UC Riverside

Toxoplasma gondii (T. gondii) is one of the most prolific parasites in the world where it is estimated that 30% of the human population is infected. The encystment of the parasite in CNS-neurons results in a lifelong chronic infection. Within the brain, a pro-inflammatory response is essential to prevent parasite reactivation, however, an anti-inflammatory response is also required to prevent inflammation-induced mortality. This suggests a balanced immune response to the pathogen. Infection in the immunocompetent experience asymptomatic infection, further suggesting a tightly regulated immune response in the CNS. However, it is unclear what are the signals or cell-mediators that regulate this delicately balanced immune response. In addition, parasite recrudescence leads to lethal toxoplasmic encephalitis if left untreated in immunocompromised individuals. However, it is unclear what developmental pathways the parasite undergoes upon reawakening from its dormant state. This dissertation investigates these unknowns in the follow ways:

Chapter 1 is an introduction to T. gondii infection and the effects the parasite has on the host. Topics covered in this section include the life cycle and the immune response to T. gondii. This encompasses evasion strategies by the parasite, and signals that are required for protective immune cells to traverse the blood brain barrier. This chapter ends on describing the role astrocytes play in the CNS, and the implications of T. gondii infection on glutamate regulation.

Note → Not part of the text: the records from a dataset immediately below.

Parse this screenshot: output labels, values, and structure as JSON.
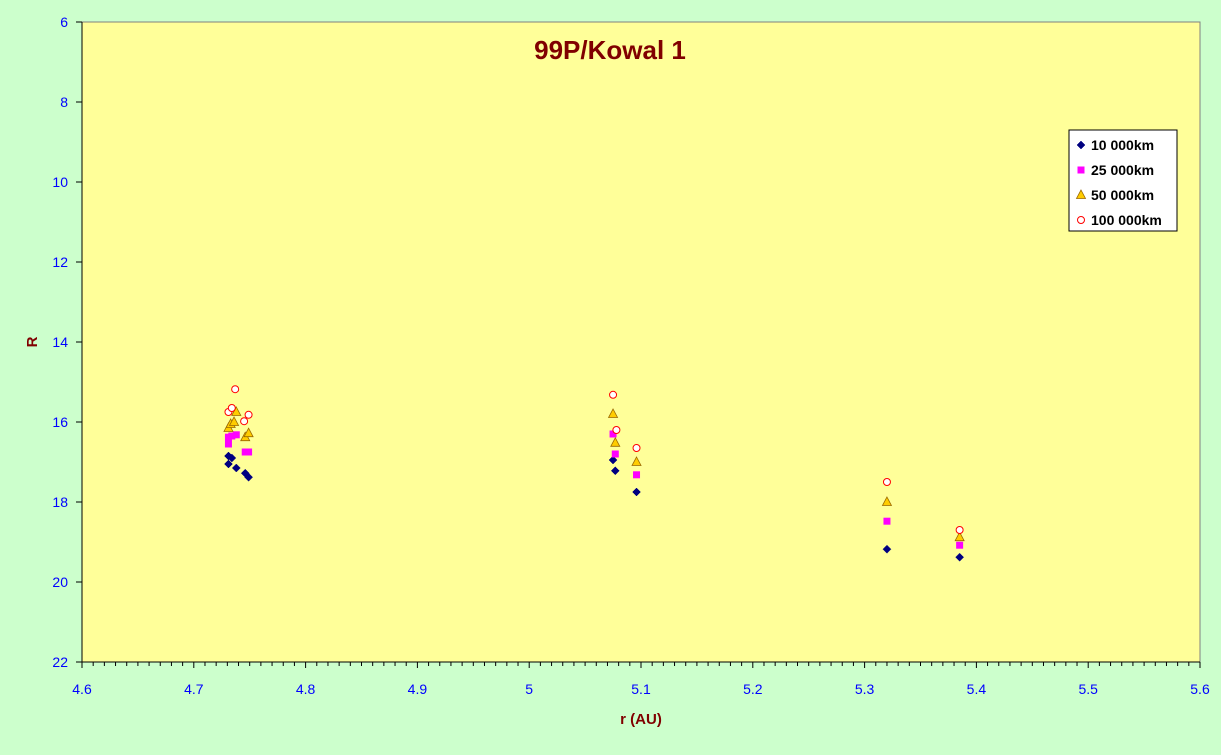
{
  "chart_data": {
    "type": "scatter",
    "title": "99P/Kowal 1",
    "xlabel": "r (AU)",
    "ylabel": "R",
    "xlim": [
      4.6,
      5.6
    ],
    "ylim": [
      6,
      22
    ],
    "y_inverted": true,
    "x_ticks": [
      "4.6",
      "4.7",
      "4.8",
      "4.9",
      "5",
      "5.1",
      "5.2",
      "5.3",
      "5.4",
      "5.5",
      "5.6"
    ],
    "y_ticks": [
      "6",
      "8",
      "10",
      "12",
      "14",
      "16",
      "18",
      "20",
      "22"
    ],
    "grid": false,
    "legend_position": "top-right",
    "colors": {
      "plot_background": "#ffff99",
      "page_background": "#ccffcc",
      "title": "#800000",
      "axis_label": "#800000",
      "tick_label": "#0000ff"
    },
    "series": [
      {
        "name": "10 000km",
        "marker": "diamond",
        "color": "#000080",
        "points": [
          [
            4.731,
            16.85
          ],
          [
            4.731,
            17.05
          ],
          [
            4.734,
            16.9
          ],
          [
            4.738,
            17.15
          ],
          [
            4.746,
            17.28
          ],
          [
            4.749,
            17.38
          ],
          [
            5.075,
            16.95
          ],
          [
            5.077,
            17.22
          ],
          [
            5.096,
            17.75
          ],
          [
            5.32,
            19.18
          ],
          [
            5.385,
            19.38
          ]
        ]
      },
      {
        "name": "25 000km",
        "marker": "square",
        "color": "#ff00ff",
        "points": [
          [
            4.731,
            16.55
          ],
          [
            4.731,
            16.38
          ],
          [
            4.734,
            16.35
          ],
          [
            4.738,
            16.32
          ],
          [
            4.746,
            16.75
          ],
          [
            4.749,
            16.75
          ],
          [
            5.075,
            16.3
          ],
          [
            5.077,
            16.8
          ],
          [
            5.096,
            17.32
          ],
          [
            5.32,
            18.48
          ],
          [
            5.385,
            19.08
          ]
        ]
      },
      {
        "name": "50 000km",
        "marker": "triangle",
        "color": "#ffcc00",
        "points": [
          [
            4.731,
            16.15
          ],
          [
            4.733,
            16.05
          ],
          [
            4.736,
            16.0
          ],
          [
            4.738,
            15.75
          ],
          [
            4.746,
            16.38
          ],
          [
            4.749,
            16.28
          ],
          [
            5.075,
            15.8
          ],
          [
            5.077,
            16.52
          ],
          [
            5.096,
            17.0
          ],
          [
            5.32,
            18.0
          ],
          [
            5.385,
            18.88
          ]
        ]
      },
      {
        "name": "100 000km",
        "marker": "circle",
        "color": "#ff0000",
        "points": [
          [
            4.731,
            15.75
          ],
          [
            4.734,
            15.65
          ],
          [
            4.737,
            15.18
          ],
          [
            4.745,
            15.98
          ],
          [
            4.749,
            15.82
          ],
          [
            5.075,
            15.32
          ],
          [
            5.078,
            16.2
          ],
          [
            5.096,
            16.65
          ],
          [
            5.32,
            17.5
          ],
          [
            5.385,
            18.7
          ]
        ]
      }
    ]
  }
}
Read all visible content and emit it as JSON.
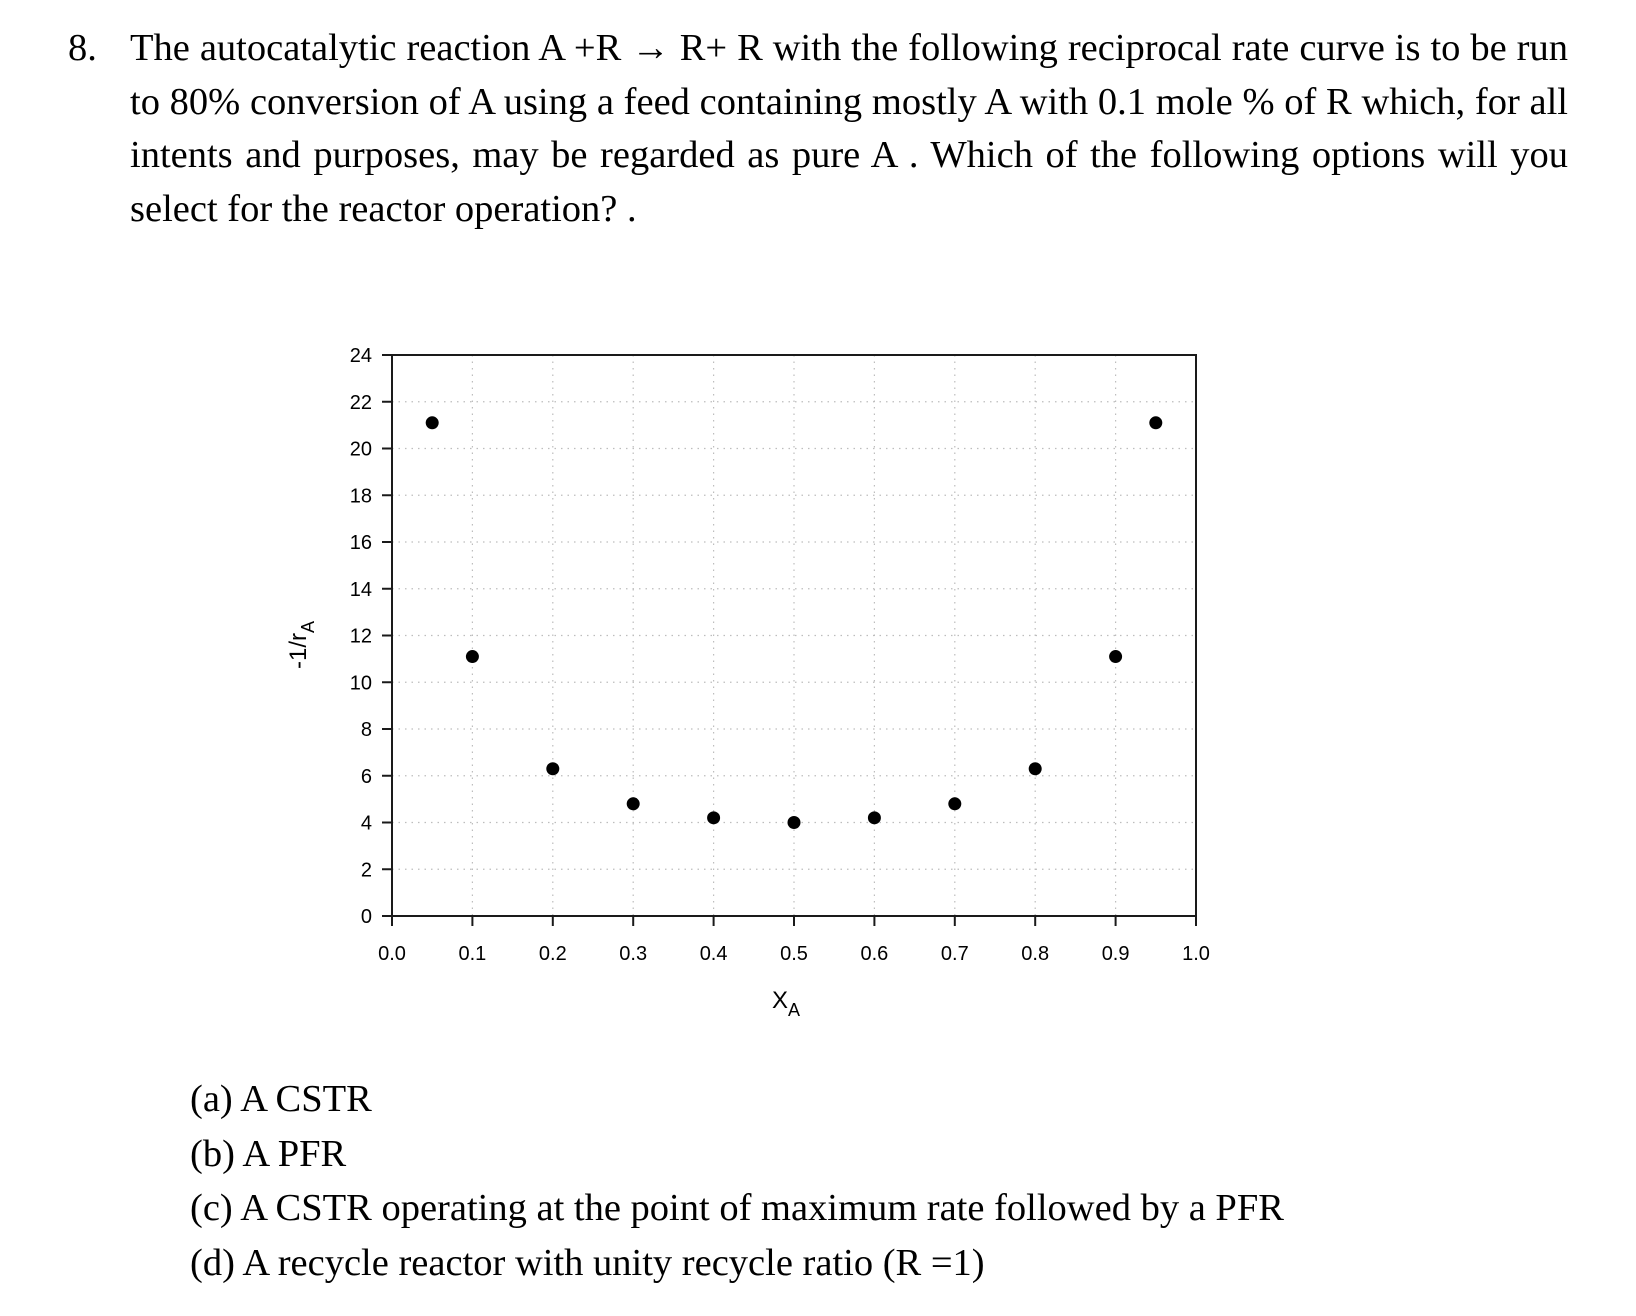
{
  "question": {
    "number": "8.",
    "text": "The autocatalytic reaction A +R → R+ R with the following reciprocal rate curve is to be run to 80% conversion of A using a feed containing mostly A with 0.1 mole % of R which, for all intents and purposes, may be regarded as pure A . Which of the following options will you select for the reactor operation? ."
  },
  "chart_data": {
    "type": "scatter",
    "title": "",
    "xlabel": "X_A",
    "xlabel_main": "X",
    "xlabel_sub": "A",
    "ylabel": "-1/r_A",
    "ylabel_main": "-1/r",
    "ylabel_sub": "A",
    "xlim": [
      0.0,
      1.0
    ],
    "ylim": [
      0,
      24
    ],
    "x_ticks": [
      "0.0",
      "0.1",
      "0.2",
      "0.3",
      "0.4",
      "0.5",
      "0.6",
      "0.7",
      "0.8",
      "0.9",
      "1.0"
    ],
    "y_ticks": [
      "0",
      "2",
      "4",
      "6",
      "8",
      "10",
      "12",
      "14",
      "16",
      "18",
      "20",
      "22",
      "24"
    ],
    "grid": true,
    "grid_style": "dotted",
    "legend": null,
    "marker_color": "#000000",
    "series": [
      {
        "name": "-1/rA",
        "x": [
          0.05,
          0.1,
          0.2,
          0.3,
          0.4,
          0.5,
          0.6,
          0.7,
          0.8,
          0.9,
          0.95
        ],
        "y": [
          21.1,
          11.1,
          6.3,
          4.8,
          4.2,
          4.0,
          4.2,
          4.8,
          6.3,
          11.1,
          21.1
        ]
      }
    ]
  },
  "options": [
    {
      "label": "(a)",
      "text": "A CSTR"
    },
    {
      "label": "(b)",
      "text": "A PFR"
    },
    {
      "label": "(c)",
      "text": "A CSTR operating at the point of maximum rate followed by a PFR"
    },
    {
      "label": "(d)",
      "text": "A recycle reactor with unity recycle ratio (R =1)"
    }
  ]
}
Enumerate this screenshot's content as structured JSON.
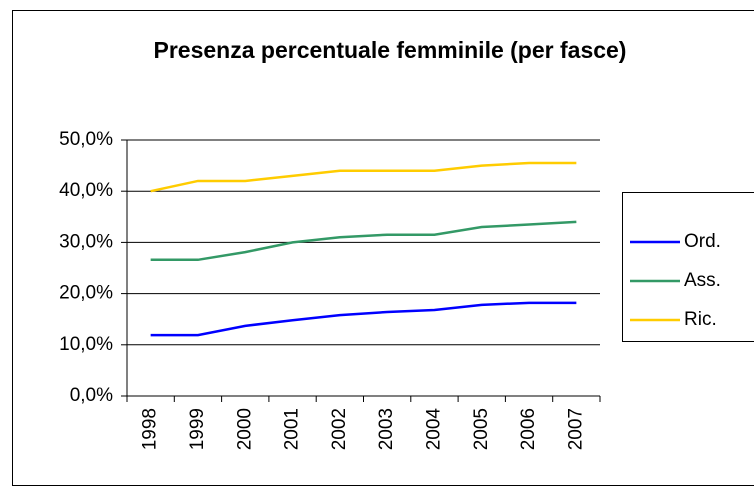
{
  "chart_data": {
    "type": "line",
    "title": "Presenza percentuale femminile (per fasce)",
    "categories": [
      "1998",
      "1999",
      "2000",
      "2001",
      "2002",
      "2003",
      "2004",
      "2005",
      "2006",
      "2007"
    ],
    "series": [
      {
        "name": "Ord.",
        "color": "#0000ff",
        "values": [
          11.9,
          11.9,
          13.7,
          14.8,
          15.8,
          16.4,
          16.8,
          17.8,
          18.2,
          18.2
        ]
      },
      {
        "name": "Ass.",
        "color": "#339966",
        "values": [
          26.6,
          26.6,
          28.1,
          30,
          31,
          31.5,
          31.5,
          33,
          33.5,
          34
        ]
      },
      {
        "name": "Ric.",
        "color": "#ffcc00",
        "values": [
          40,
          42,
          42,
          43,
          44,
          44,
          44,
          45,
          45.5,
          45.5
        ]
      }
    ],
    "ylim": [
      0,
      50
    ],
    "yticks": [
      {
        "value": 0,
        "label": "0,0%"
      },
      {
        "value": 10,
        "label": "10,0%"
      },
      {
        "value": 20,
        "label": "20,0%"
      },
      {
        "value": 30,
        "label": "30,0%"
      },
      {
        "value": 40,
        "label": "40,0%"
      },
      {
        "value": 50,
        "label": "50,0%"
      }
    ],
    "grid": true,
    "legend": "right"
  }
}
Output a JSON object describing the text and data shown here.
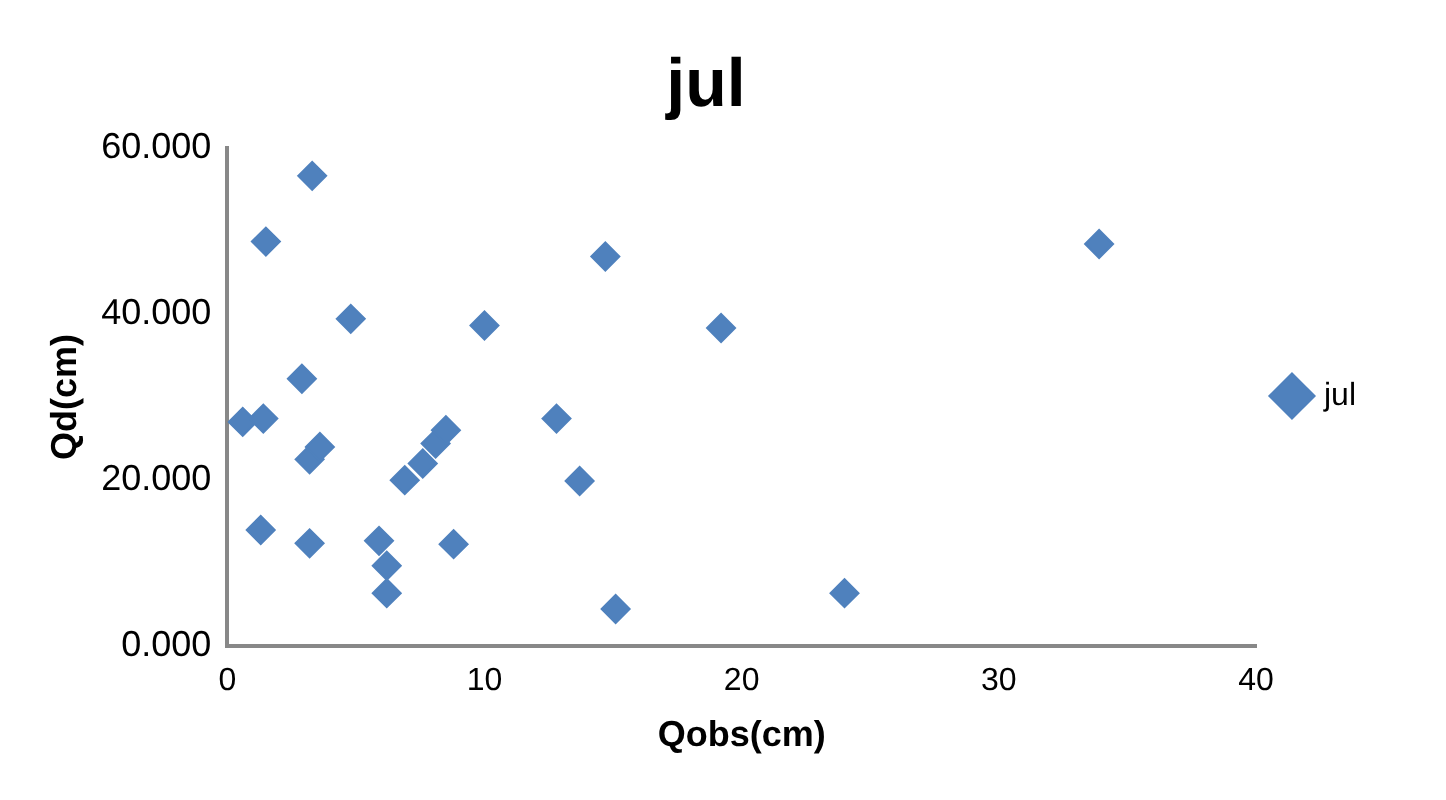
{
  "chart_data": {
    "type": "scatter",
    "title": "jul",
    "xlabel": "Qobs(cm)",
    "ylabel": "Qd(cm)",
    "xlim": [
      0,
      40
    ],
    "xticks": [
      0,
      10,
      20,
      30,
      40
    ],
    "ylim": [
      0,
      60
    ],
    "yticks": [
      {
        "value": 0,
        "label": "0.000"
      },
      {
        "value": 20,
        "label": "20.000"
      },
      {
        "value": 40,
        "label": "40.000"
      },
      {
        "value": 60,
        "label": "60.000"
      }
    ],
    "grid": false,
    "legend": "right",
    "marker": "diamond",
    "series": [
      {
        "name": "jul",
        "color": "#4f81bd",
        "x": [
          0.6,
          1.4,
          1.5,
          3.3,
          1.3,
          2.9,
          4.8,
          3.2,
          3.6,
          3.2,
          5.9,
          6.2,
          6.2,
          6.9,
          7.6,
          8.1,
          8.5,
          8.8,
          10,
          12.8,
          13.7,
          19.2,
          14.7,
          15.1,
          24,
          33.9
        ],
        "values": [
          27,
          27.4,
          48.7,
          56.6,
          14,
          32.2,
          39.4,
          22.5,
          24,
          12.4,
          12.7,
          9.7,
          6.4,
          20,
          22,
          24.4,
          26,
          12.3,
          38.6,
          27.4,
          19.9,
          38.3,
          46.9,
          4.5,
          6.4,
          48.4
        ]
      }
    ]
  }
}
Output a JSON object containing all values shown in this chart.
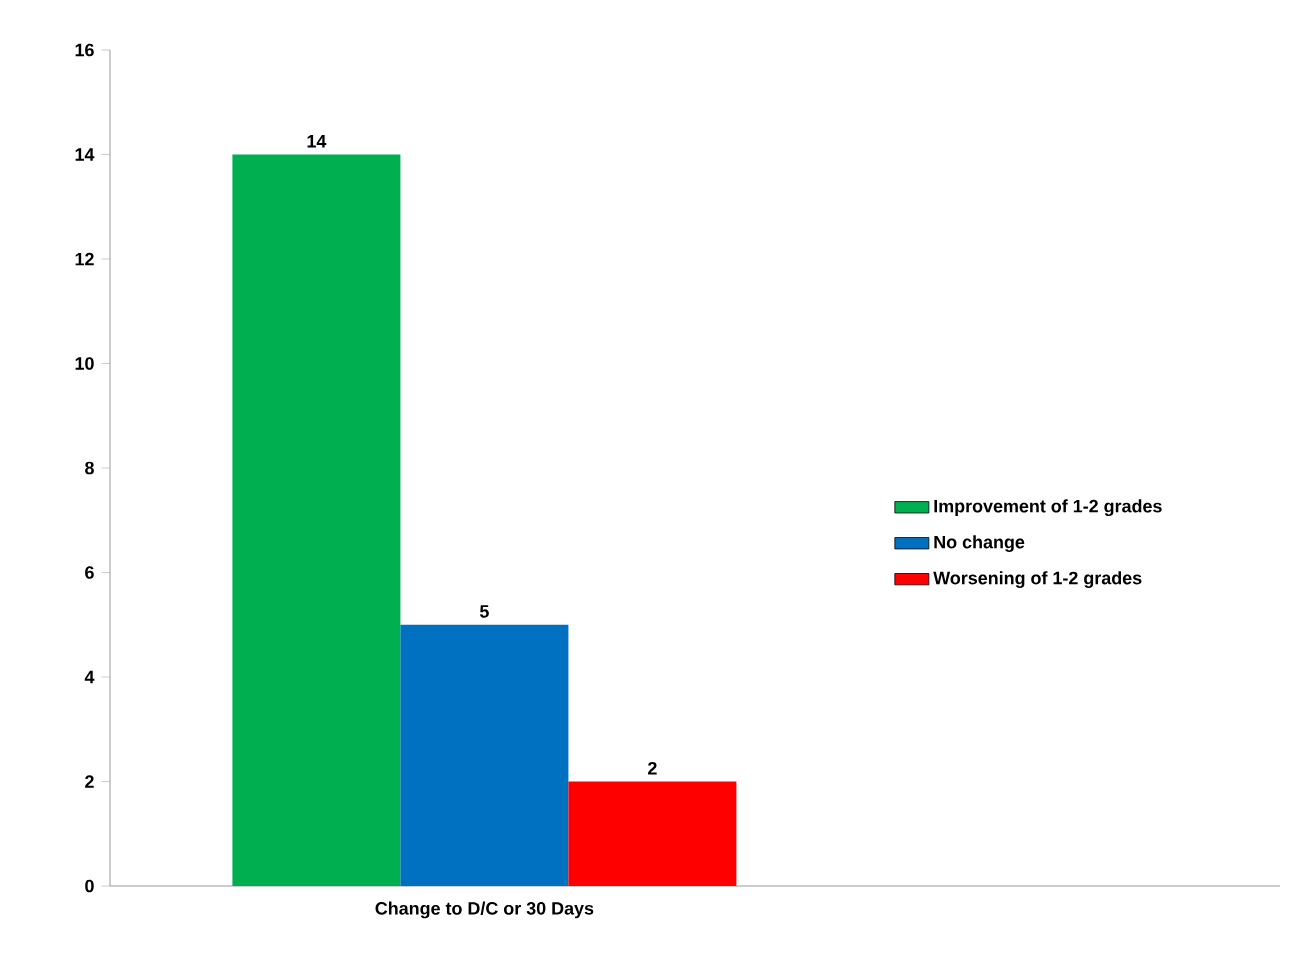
{
  "chart_data": {
    "type": "bar",
    "categories": [
      "Change to D/C or 30 Days"
    ],
    "series": [
      {
        "name": "Improvement of 1-2 grades",
        "color": "#00b050",
        "values": [
          14
        ]
      },
      {
        "name": "No change",
        "color": "#0070c0",
        "values": [
          5
        ]
      },
      {
        "name": "Worsening of 1-2 grades",
        "color": "#ff0000",
        "values": [
          2
        ]
      }
    ],
    "ylim": [
      0,
      16
    ],
    "yticks": [
      0,
      2,
      4,
      6,
      8,
      10,
      12,
      14,
      16
    ],
    "data_labels": true,
    "legend": "right",
    "grid": false
  }
}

Chapter 2 describes the attempts that have been made to study recrudescence of tissue cysts. This chapter poses a new ex vivo model of bradyzoite-initiated development that better preserves the key attributes of the parasite’s intermediate life cycle. In chapter 3, we discuss elements found in the CNS-microenvironment during chronic T. gondii infection, and consider how tissue-derived signals, such as high extracellular glutamate, influence protective CD8 T cells. Chapter 4 investigates if a potential mechanism for the cause of GLT-1 downregulation in astrocyte is due to direct invasion.

Finally, chapter 5 reviews topics discussed in previous sections, and highlights my contributions to the fields of neuroimmunology and parasitology. Furthermore, this chapter emphasizes work that still needs to be done and unanswered questions in the field.